FOMCではトランプ米大統領による大幅利下げ圧力はあるものの、25ベーシスポイント(bp)の引き下げ予想がコンセンサス。シカゴ・マーカンタイル取引所(CME)グループがFF金利先物の動向に基づき算出する「フェドウオッチ」では25bp引き下げの折り込み度が96%になっている。市場予想を超える利下げ幅(もしくは据え置き)になった場合は、大きな値動きになることは間違いないだろう。ただ、予想通りの利下げ幅となった場合でも、今回は四半期に一度の経済・金利見通し(ドットプロット)も発表されることで、この結果次第で市場が動意づくことになる。
上述の「フェドウオッチ」では、10月に更に25bp引き下げ(FF金利誘導目標を3.75-4.00%)予想が約75%となっている。また、年末12月は9・10月に続いて25bp引き下げ(FF金利誘導目は3.50-3.75%)予想が69.5%になっている。

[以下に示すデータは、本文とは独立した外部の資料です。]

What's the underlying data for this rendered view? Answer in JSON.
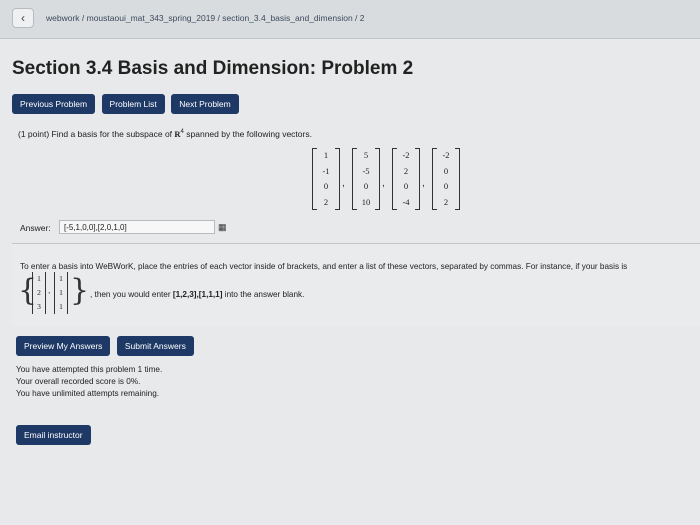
{
  "breadcrumb": "webwork / moustaoui_mat_343_spring_2019 / section_3.4_basis_and_dimension / 2",
  "title": "Section 3.4 Basis and Dimension: Problem 2",
  "nav": {
    "prev": "Previous Problem",
    "list": "Problem List",
    "next": "Next Problem"
  },
  "problem": {
    "prefix": "(1 point) Find a basis for the subspace of",
    "field": "R",
    "power": "4",
    "suffix": "spanned by the following vectors.",
    "vectors": [
      [
        "1",
        "-1",
        "0",
        "2"
      ],
      [
        "5",
        "-5",
        "0",
        "10"
      ],
      [
        "-2",
        "2",
        "0",
        "-4"
      ],
      [
        "-2",
        "0",
        "0",
        "2"
      ]
    ]
  },
  "answer": {
    "label": "Answer:",
    "value": "[-5,1,0,0],[2,0,1,0]"
  },
  "help": {
    "text": "To enter a basis into WeBWorK, place the entries of each vector inside of brackets, and enter a list of these vectors, separated by commas. For instance, if your basis is",
    "example_vectors": [
      [
        "1",
        "2",
        "3"
      ],
      [
        "1",
        "1",
        "1"
      ]
    ],
    "then": ", then you would enter",
    "example_answer": "[1,2,3],[1,1,1]",
    "tail": "into the answer blank."
  },
  "actions": {
    "preview": "Preview My Answers",
    "submit": "Submit Answers"
  },
  "status": {
    "attempted": "You have attempted this problem 1 time.",
    "score": "Your overall recorded score is 0%.",
    "remaining": "You have unlimited attempts remaining."
  },
  "email": "Email instructor",
  "colors": {
    "button": "#1e3966",
    "background": "#e7e9ea"
  }
}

6月のFOMCで公表されたドットプロットでは、2025年末時点の中央値が3.875%で据え置かれ、年内の利下げ回数が2回と前回の想定が維持されたが、「フェドウオッチ」ではすでに中央値も引き下げ回数も先取りをしている状態だ。今回のドットプロットが「フェドウオッチ」に則した結果になるのか、それよりも利下げに慎重になるのかなどで市場が動意づくことになりそうだ。

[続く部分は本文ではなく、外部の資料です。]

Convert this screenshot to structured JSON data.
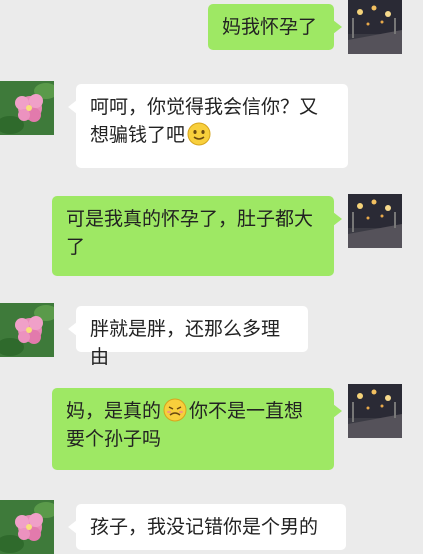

更に今回注目されるのは、トランプ米大統領により解任を言い渡されたクック米連邦準備理事会(FRB)理事が、連邦控訴裁が判決を認めなかったことでFOMCに参加すること。また、15日に米上院で急遽承認されたトランプ米大統領の刺客のミラン氏がFRB理事として同様にFOMCに参加すること。クック理事が利下げに賛同するのか、ミラン理事は50bp以上の利下げを主張するのかが注目される。また、トランプ米大統領から度々非難されているパウエルFRB議長の会見も相場を動意づけることになるだろう。
・想定レンジ上限
ドル円の上値めどは、昨日欧米時間の高値147.26円。その上は昨日も上値の重しになった日足一目均衡表・基準線147.68円。
・想定レンジ下限
ドル円の下値は、先月14日安値で本日のこれまでの安値でもある146.21円。その下は7月10日安値145.76円。